Mohammed is cradling his daughter Yasmeen, who will be two this summer. She is covered in the measles rash and has had an alarmingly high temperature.
Just a few days ago, her brother Ehsan died at the Lahore Children's hospital from complications arising from measles. He was nine months old.
Now the family is scared to take Yasmeen to hospital and hope she will recover at home.
Yasmeen, like her brother, had not been properly vaccinated against measles.
"I didn't get him vaccinated because I was on my own at home with so many children," says Nasara.
"And we had to go out to get the vaccinations, so it was difficult because they were small."
While doctors here say families need to take more responsibility for ensuring their children are vaccinated, they accept the official vaccination programmes have often been badly managed, leading to people missing out.
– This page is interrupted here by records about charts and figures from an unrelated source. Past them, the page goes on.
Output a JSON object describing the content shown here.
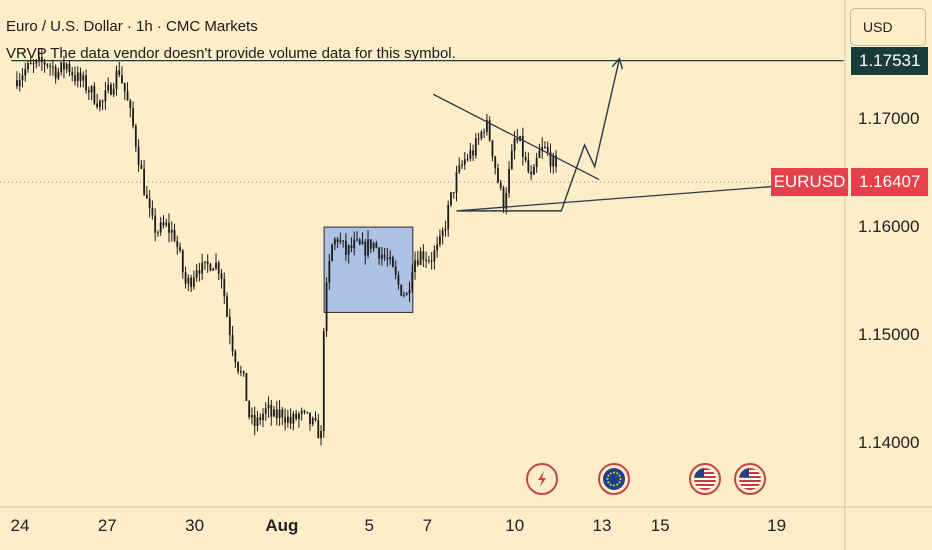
{
  "header": {
    "title": "Euro / U.S. Dollar · 1h · CMC Markets",
    "vendor_note": "VRVP The data vendor doesn't provide volume data for this symbol."
  },
  "currency_button": {
    "label": "USD"
  },
  "price_tags": {
    "resistance": "1.17531",
    "symbol": "EURUSD",
    "last_price": "1.16407"
  },
  "chart_data": {
    "type": "candlestick",
    "symbol": "EURUSD",
    "timeframe": "1h",
    "ylim": [
      1.1335,
      1.1805
    ],
    "y_ticks": [
      "1.17000",
      "1.16000",
      "1.15000",
      "1.14000"
    ],
    "y_tick_values": [
      1.17,
      1.16,
      1.15,
      1.14
    ],
    "x_ticks": [
      "24",
      "27",
      "30",
      "Aug",
      "5",
      "7",
      "10",
      "13",
      "15",
      "19"
    ],
    "x_tick_days": [
      0,
      3,
      6,
      9,
      12,
      14,
      17,
      20,
      22,
      26
    ],
    "last_price": 1.16407,
    "resistance_level": 1.17531,
    "price_path": [
      [
        -0.2,
        1.1735
      ],
      [
        0.2,
        1.1745
      ],
      [
        0.5,
        1.1748
      ],
      [
        0.9,
        1.1752
      ],
      [
        1.3,
        1.1742
      ],
      [
        1.6,
        1.175
      ],
      [
        1.9,
        1.1738
      ],
      [
        2.2,
        1.1732
      ],
      [
        2.5,
        1.1722
      ],
      [
        2.8,
        1.1712
      ],
      [
        3.1,
        1.1728
      ],
      [
        3.4,
        1.1745
      ],
      [
        3.6,
        1.1725
      ],
      [
        3.9,
        1.169
      ],
      [
        4.1,
        1.166
      ],
      [
        4.3,
        1.163
      ],
      [
        4.5,
        1.1605
      ],
      [
        4.7,
        1.1595
      ],
      [
        5.0,
        1.16
      ],
      [
        5.3,
        1.1592
      ],
      [
        5.5,
        1.157
      ],
      [
        5.7,
        1.1545
      ],
      [
        5.9,
        1.1552
      ],
      [
        6.1,
        1.1565
      ],
      [
        6.3,
        1.1558
      ],
      [
        6.6,
        1.1568
      ],
      [
        6.9,
        1.156
      ],
      [
        7.1,
        1.152
      ],
      [
        7.3,
        1.149
      ],
      [
        7.5,
        1.147
      ],
      [
        7.7,
        1.1455
      ],
      [
        7.9,
        1.142
      ],
      [
        8.1,
        1.1415
      ],
      [
        8.3,
        1.1425
      ],
      [
        8.5,
        1.143
      ],
      [
        8.7,
        1.1422
      ],
      [
        9.0,
        1.1428
      ],
      [
        9.3,
        1.1418
      ],
      [
        9.6,
        1.1425
      ],
      [
        9.9,
        1.142
      ],
      [
        10.2,
        1.1412
      ],
      [
        10.35,
        1.1405
      ],
      [
        10.45,
        1.152
      ],
      [
        10.7,
        1.158
      ],
      [
        10.9,
        1.159
      ],
      [
        11.2,
        1.1575
      ],
      [
        11.5,
        1.1582
      ],
      [
        11.8,
        1.1578
      ],
      [
        12.1,
        1.1585
      ],
      [
        12.4,
        1.1575
      ],
      [
        12.7,
        1.1565
      ],
      [
        13.0,
        1.1545
      ],
      [
        13.3,
        1.1535
      ],
      [
        13.5,
        1.1568
      ],
      [
        13.8,
        1.1575
      ],
      [
        14.1,
        1.157
      ],
      [
        14.4,
        1.158
      ],
      [
        14.6,
        1.16
      ],
      [
        14.8,
        1.1625
      ],
      [
        15.0,
        1.1645
      ],
      [
        15.3,
        1.1662
      ],
      [
        15.6,
        1.167
      ],
      [
        15.8,
        1.1682
      ],
      [
        16.0,
        1.1697
      ],
      [
        16.2,
        1.1675
      ],
      [
        16.4,
        1.1645
      ],
      [
        16.6,
        1.162
      ],
      [
        16.8,
        1.1648
      ],
      [
        17.0,
        1.168
      ],
      [
        17.2,
        1.1675
      ],
      [
        17.4,
        1.1655
      ],
      [
        17.6,
        1.164
      ],
      [
        17.8,
        1.1665
      ],
      [
        18.0,
        1.1672
      ],
      [
        18.3,
        1.166
      ],
      [
        18.5,
        1.164
      ]
    ],
    "drawings": {
      "rectangle": {
        "x": [
          10.45,
          13.5
        ],
        "y": [
          1.152,
          1.1599
        ]
      },
      "resistance_line": {
        "x": [
          -0.3,
          28.3
        ],
        "y": [
          1.17531,
          1.17531
        ]
      },
      "upper_trendline": {
        "x": [
          14.2,
          19.9
        ],
        "y": [
          1.1722,
          1.1643
        ]
      },
      "lower_trendline": {
        "x": [
          15.0,
          27.5
        ],
        "y": [
          1.1614,
          1.164
        ]
      },
      "projection": {
        "x": [
          15.0,
          18.6,
          19.4,
          19.75,
          20.6
        ],
        "y": [
          1.1614,
          1.1614,
          1.1675,
          1.1655,
          1.1755
        ]
      }
    }
  },
  "events": [
    {
      "icon": "lightning-icon",
      "color": "#c44545"
    },
    {
      "icon": "eu-flag-icon",
      "color": "#c44545"
    },
    {
      "icon": "us-flag-icon",
      "color": "#c44545"
    },
    {
      "icon": "us-flag-icon",
      "color": "#c44545"
    }
  ]
}
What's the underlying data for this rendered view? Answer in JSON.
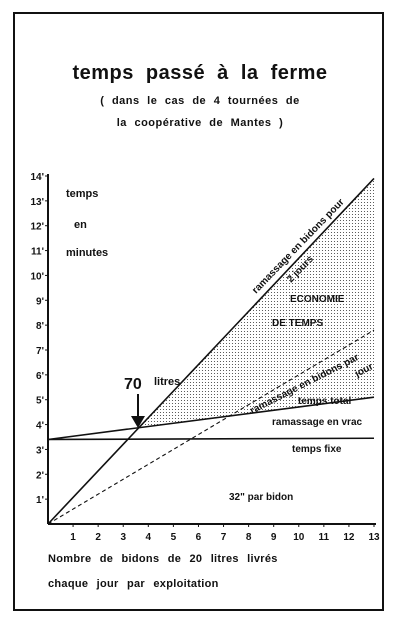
{
  "header": {
    "title": "temps passé à la ferme",
    "subtitle_1": "( dans le cas de 4 tournées de",
    "subtitle_2": "la coopérative de Mantes )"
  },
  "axes": {
    "ylabel_1": "temps",
    "ylabel_2": "en",
    "ylabel_3": "minutes",
    "xlabel_1": "Nombre de bidons de 20 litres livrés",
    "xlabel_2": "chaque jour par exploitation"
  },
  "annotations": {
    "economie_1": "ECONOMIE",
    "economie_2": "DE TEMPS",
    "seventy": "70",
    "litres": "litres",
    "par_bidon": "32\" par bidon"
  },
  "chart_data": {
    "type": "line",
    "xlim": [
      0,
      13
    ],
    "ylim": [
      0,
      14
    ],
    "x_ticks": [
      "1",
      "2",
      "3",
      "4",
      "5",
      "6",
      "7",
      "8",
      "9",
      "10",
      "11",
      "12",
      "13"
    ],
    "y_ticks": [
      "1'",
      "2'",
      "3'",
      "4'",
      "5'",
      "6'",
      "7'",
      "8'",
      "9'",
      "10'",
      "11'",
      "12'",
      "13'",
      "14'"
    ],
    "grid": false,
    "series": [
      {
        "name": "ramassage en bidons pour 2 jours",
        "points": [
          [
            0,
            0
          ],
          [
            13,
            13.9
          ]
        ]
      },
      {
        "name": "ramassage en bidons par jour",
        "points": [
          [
            0,
            0
          ],
          [
            13,
            7.8
          ]
        ]
      },
      {
        "name": "ramassage en vrac — temps total",
        "points": [
          [
            0,
            3.4
          ],
          [
            13,
            5.1
          ]
        ]
      },
      {
        "name": "temps fixe",
        "points": [
          [
            0,
            3.4
          ],
          [
            13,
            3.45
          ]
        ]
      }
    ],
    "shaded_region": "ECONOMIE DE TEMPS",
    "annotation_x": 3.5
  }
}
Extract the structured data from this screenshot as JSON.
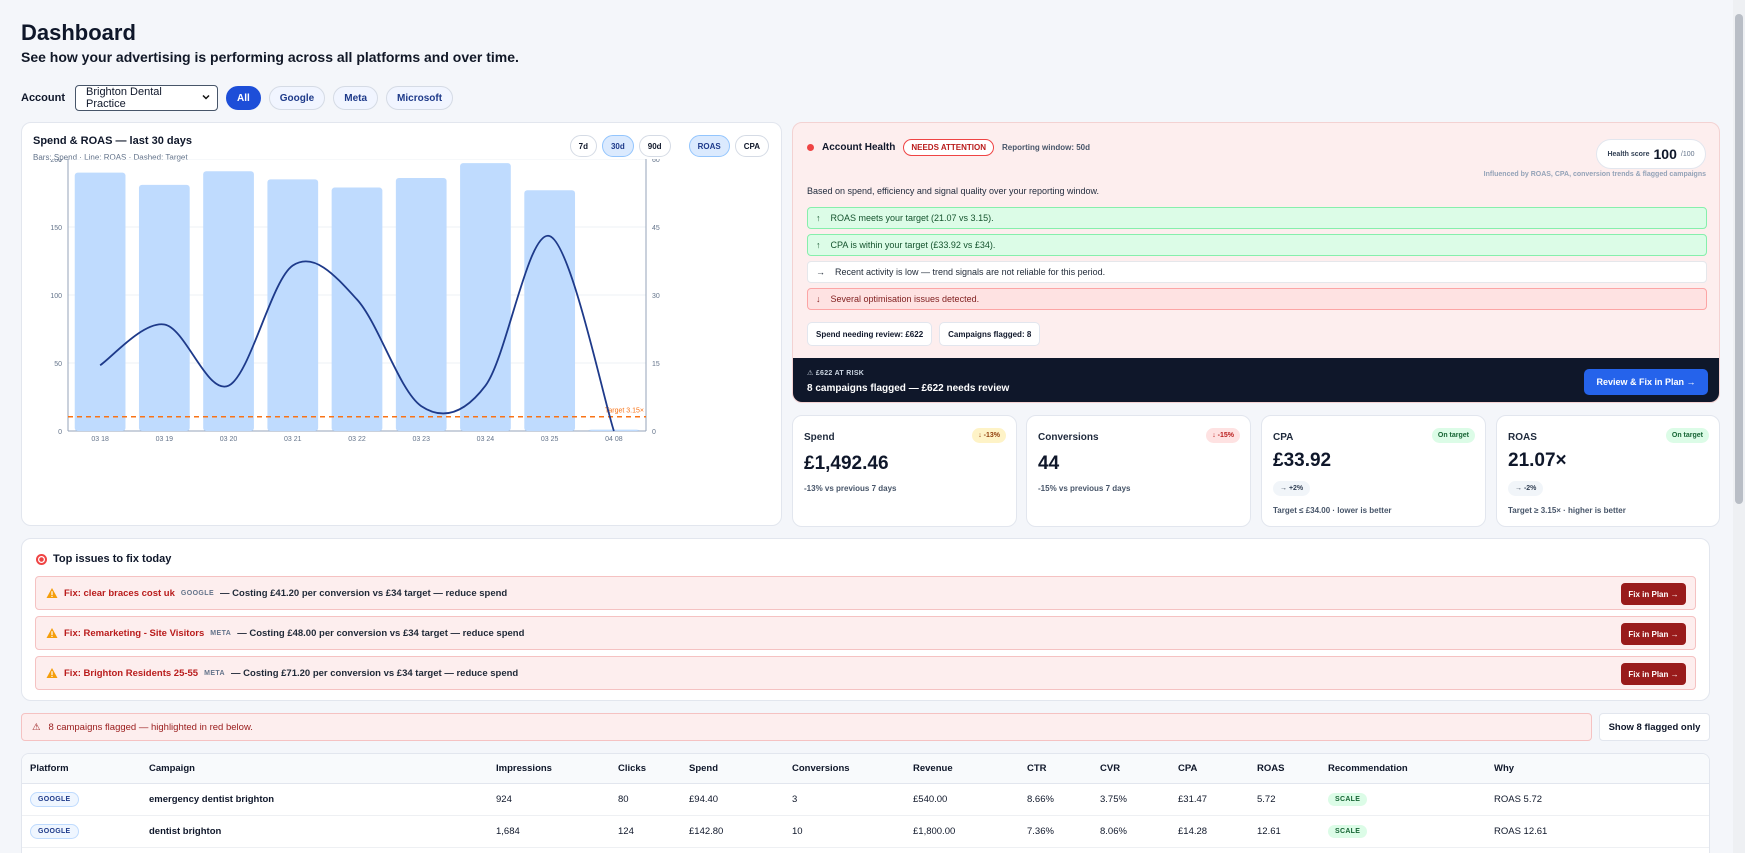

"We have removed nine district managers on the basis of poor performance of the programmes," says Dr Tanvir Ahmed, head of health services in Punjab.
"And we have improved our monitoring and supervision."
There has also been an emergency measles vaccination campaign in recent weeks covering 2.6 million children in Lahore.
In June another 11 million children are due to be inoculated in other parts of Punjab.
Health experts hope this will bring the epidemic in the province under control by the middle of July.
They say they have the large stocks of vaccine necessary to do this in the province.
But they say this is not the case in the southern province of Sindh, where the outbreak began.
It is believed mass vaccination programmes will not get under way in Sindh until the autumn.
So in this area, which has already had by far the highest number of cases in the country, the epidemic could get worse in the coming months.